Il pleut encore. Et les morts s’accumulent.

Selon un reportage publié par Africanews.com, les inondations causées par des pluies torrentielles ont fait au moins 81 morts au Kenya ce mois-ci. Les autorités ont communiqué ce bilan dimanche. La capitale, Nairobi, enregistre à elle seule 37 victimes, le chiffre le plus élevé du pays. Les précipitations continuent, pendant ce temps, de s’abattre sur une grande partie du territoire.

Des villages engloutis, des récoltes perdues

Dans le comté de Kisumu, au sud-ouest du pays, les crues soudaines ont submergé des villages entiers. Environ 1 200 hectares de terres agricoles ont été détruits, emportant avec eux des mois de travail et d’espoir. Maïs, haricots, millet, légumes, pastèques, bananes, tout a disparu sous les eaux. Plus de 3 000 familles ont été contraintes de quitter leurs maisons dans la communauté de Nyakach et ont été réparties dans plus de huit centres d’évacuation.

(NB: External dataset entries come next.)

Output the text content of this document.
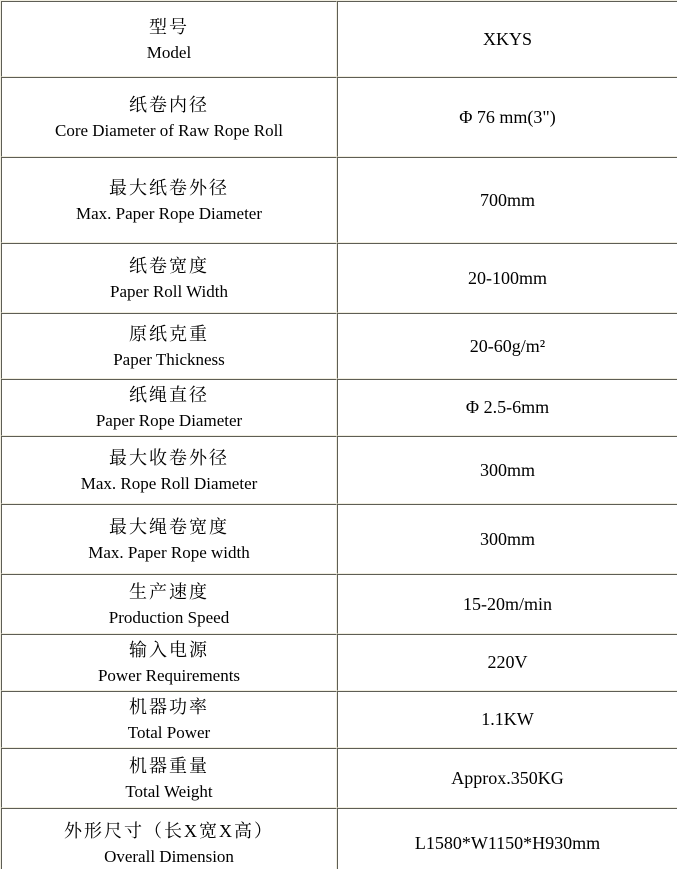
型号
Model	XKYS

纸卷内径
Core Diameter of Raw Rope Roll	Φ 76 mm(3")

最大纸卷外径
Max. Paper Rope Diameter	700mm

纸卷宽度
Paper Roll Width	20-100mm

原纸克重
Paper Thickness	20-60g/m²

纸绳直径
Paper Rope Diameter	Φ 2.5-6mm

最大收卷外径
Max. Rope Roll Diameter	300mm

最大绳卷宽度
Max. Paper Rope width	300mm

生产速度
Production Speed	15-20m/min

输入电源
Power Requirements	220V

机器功率
Total Power	1.1KW

机器重量
Total Weight	Approx.350KG

外形尺寸（长X宽X高）
Overall Dimension	L1580*W1150*H930mm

C’est dans ce contexte de chaos que Seth Oluoch Agwanda, chef du village de Nyakach, a livré son témoignage à Africanews.com. « Depuis quelques jours, les eaux déchaînées de la rivière Sondu Miriu ont débordé de leurs berges, et ce fleuve a réellement contraint plus de trois mille familles à se déplacer », a-t-il confié. « Nous avons perdu un grand nombre de terres agricoles à cause d’une érosion massive, ainsi que les cultures que nous avions plantées. À l’heure où nous parlons, des personnes ont été transférées vers plus de huit centres d’évacuation. »

Un phénomène ancré dans la crise climatique

Ces inondations s’inscrivent dans un tableau plus large. Toujours selon Africanews.com, les scientifiques affirment que le changement climatique d’origine humaine augmente la probabilité, la durée et la gravité des phénomènes météorologiques extrêmes. Des études cités par le média indiquent par ailleurs que l’Afrique de l’Est est frappée par des pluies et des sécheresses de plus en plus intenses depuis deux décennies.

Alors que les pluies persistent et que les eaux tardent à se retirer, Africanews.com ne fait pas état, à ce stade, d’un plan d’aide aux populations sinistrées ni de mesures d’urgence annoncées par les autorités kenyanes pour les semaines à venir.